Quick answer: Capture performance and crash data tagged by device from real players, so you can see how your game actually runs on older hardware you don't own.
Your game runs great on your machine, but a big share of players may be on older, weaker devices where it crashes or crawls, and you'd never know from your own testing. Here's how to actually find out how your game performs on old hardware.
You Can't Tell From Your Dev Machine
Your dev machine is a fast, modern configuration; older devices have less memory, weaker GPUs, and older drivers that behave differently. How your game runs for you tells you essentially nothing about how it runs on a five-year-old phone, the only way to know is to look at those devices specifically.
Bugnet captures performance and crashes tagged by device from real players, so you can see how your game runs on the actual older hardware in your player base. Knowing if your game runs well on old devices starts with accepting that 'it's fine for me' isn't evidence.
Look at Crashes and Performance Per Device
The data that answers the question is per-device: the crash rate and frame-time behavior on older hardware specifically. Older devices tend to surface out-of-memory crashes, missing-feature crashes, and poor performance, problems that are invisible on modern hardware but very real for those players.
Bugnet lets you see crashes and performance broken down by device, so older-device problems stand out as a cluster on that hardware. Looking per-device is what reveals whether your game runs well on old devices or quietly fails for a segment of your players.

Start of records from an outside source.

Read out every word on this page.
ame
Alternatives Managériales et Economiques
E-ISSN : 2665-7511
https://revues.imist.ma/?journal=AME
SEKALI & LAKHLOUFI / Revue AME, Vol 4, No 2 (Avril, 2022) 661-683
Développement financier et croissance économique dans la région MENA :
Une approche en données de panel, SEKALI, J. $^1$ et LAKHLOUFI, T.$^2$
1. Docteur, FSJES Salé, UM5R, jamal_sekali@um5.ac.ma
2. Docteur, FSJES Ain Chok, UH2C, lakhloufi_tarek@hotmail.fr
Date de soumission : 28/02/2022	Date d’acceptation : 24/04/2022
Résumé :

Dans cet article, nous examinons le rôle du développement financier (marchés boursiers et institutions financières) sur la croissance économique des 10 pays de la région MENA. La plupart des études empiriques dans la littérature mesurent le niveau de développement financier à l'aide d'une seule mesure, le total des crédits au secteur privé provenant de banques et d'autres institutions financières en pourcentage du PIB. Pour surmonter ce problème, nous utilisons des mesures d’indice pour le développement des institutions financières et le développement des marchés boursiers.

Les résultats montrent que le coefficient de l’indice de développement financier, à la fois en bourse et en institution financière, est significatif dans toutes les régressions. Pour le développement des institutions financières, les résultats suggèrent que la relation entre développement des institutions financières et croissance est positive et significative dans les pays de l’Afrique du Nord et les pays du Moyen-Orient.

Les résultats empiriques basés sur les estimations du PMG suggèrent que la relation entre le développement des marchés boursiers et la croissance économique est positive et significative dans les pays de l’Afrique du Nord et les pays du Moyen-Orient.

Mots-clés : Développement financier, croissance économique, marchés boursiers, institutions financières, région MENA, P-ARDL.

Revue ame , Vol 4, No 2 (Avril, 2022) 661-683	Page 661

Decide What to Support With Real Numbers
Once you can see how your game runs on old devices, you can decide what to support based on real numbers: how many of your players are on older hardware, and how badly it runs there. That tells you whether to optimize for old devices, add scalable settings, or set honest minimum specs.
Bugnet's device-tagged data shows how many players are on each device and how they fare, so the support decision is informed rather than a guess. Knowing if your game runs well on old devices is capturing per-device data, looking at it, and using it to decide what to support.
Capture performance and crash data tagged by device, then look at older hardware specifically, your dev machine tells you nothing about it. Use the real numbers to decide what to support.